Wednesday 16 November 2011

Things Fall Into Place, Maybe

"Hey lady, buy my potatoes!" I look at the woman shouting at me. She's half asleep under a parasol. Her brightly colored dress and hijab stand out like flower petals against the orange-colored sand. I tell her "another day" in Amharic and she cackles.

Meanwhile two little girls run by kicking a round object that may have been a soccer ball at some point in time. "Chineeese! Chineeese! You from China!" They yell at me in English. It's probably what they would yell at any foreigner. Then they disappear among the tin and mud houses along the street.

I'm only a mile from my apartment, but I'd never know it if I hadn't just walked here. That's one of the things I like about the city of Harar, it can rapidly change and feel like many places (and times) at once.

Life in Harar is challenging, but I like it. I have to buy vegetables almost daily in a market that has been running for hundreds of years. Every time I go, I feel like I have just dived into a pool of people whose lives are very different from my own. It's loud, colorful, easy to get lost in, fascinating. I have walked through filthy alleyways where chickens and goats run in front of my feet and old women sell tons of beans in burlap sacks. I got lost in the part of the "plastics market" where the shacks are so close together there is very little light. There is a market that stretches for at least a half mile where it seems like everyone just sells bug-infested used clothing.

If I take the early morning and evening buses, the forty minute commute to and from my work is uneventful. I stare out the windows and watch the villages, camels, and events of other people's lives go by.

If I take the "line taxi" to or from work, God knows what will happen. I have been blessed, cursed out, proposed to, spat upon, propositioned, made fun of, made friends with, offered drugs, and been begged from on line taxis.

The first time I was in a "mosque shakedown" (no offense intended) I was riding next to a window that does not close all the way and a large man rushed my car door yelling "Allu Akbar forengi! Allu Akbar!" He friends yelled the same thing and started beating their hands on the metal of the old 1960-something model car. It was all I could do not to yell back. Now I know that this is how they collect money for the multiple mosques that are being built in the Jugol area. If everyone gives them a birr or two, the men start blessing everyone in the car or singing. This procedure has come to seem almost normal.
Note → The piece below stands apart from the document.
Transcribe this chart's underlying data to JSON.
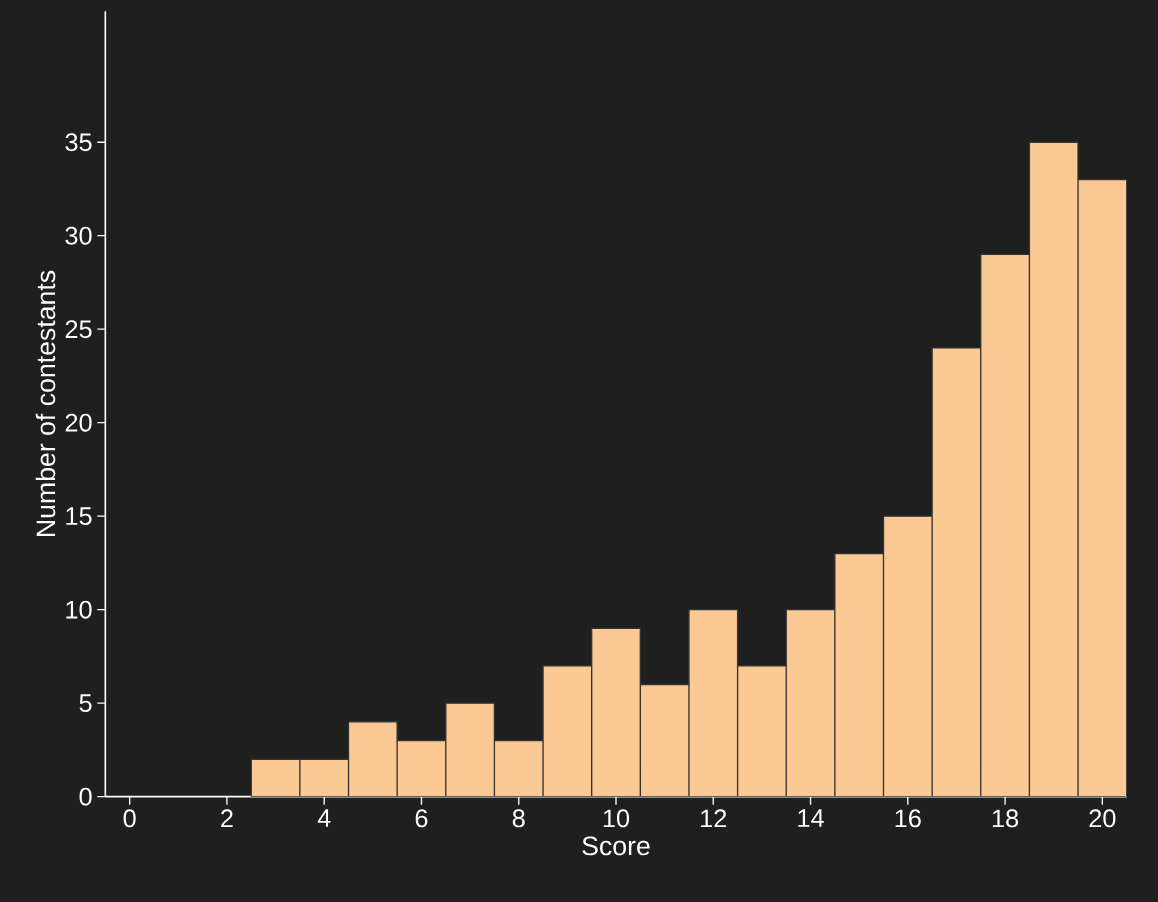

What I actually do at work is still in question. I'm still not officially working yet and I'm beginning to wonder if I will sign a contract with the university. It takes three months to get out of a contract and I don't know if I want to stay that long in a place that doesn't really have a role for me, at least not yet. I'm planning on traveling some too. And I'm still slated to volunteer at an orphanage in Dire Dawa. At the moment, I'm keeping my options open.

I'm looking forward to seeing what happens next. I am happy to have a steady place to cook, eat, and sleep. There's still a lot of downtime, but I still feel like I'm having an adventure. And now I need to get back to a place to stay before the hyenas come out and play.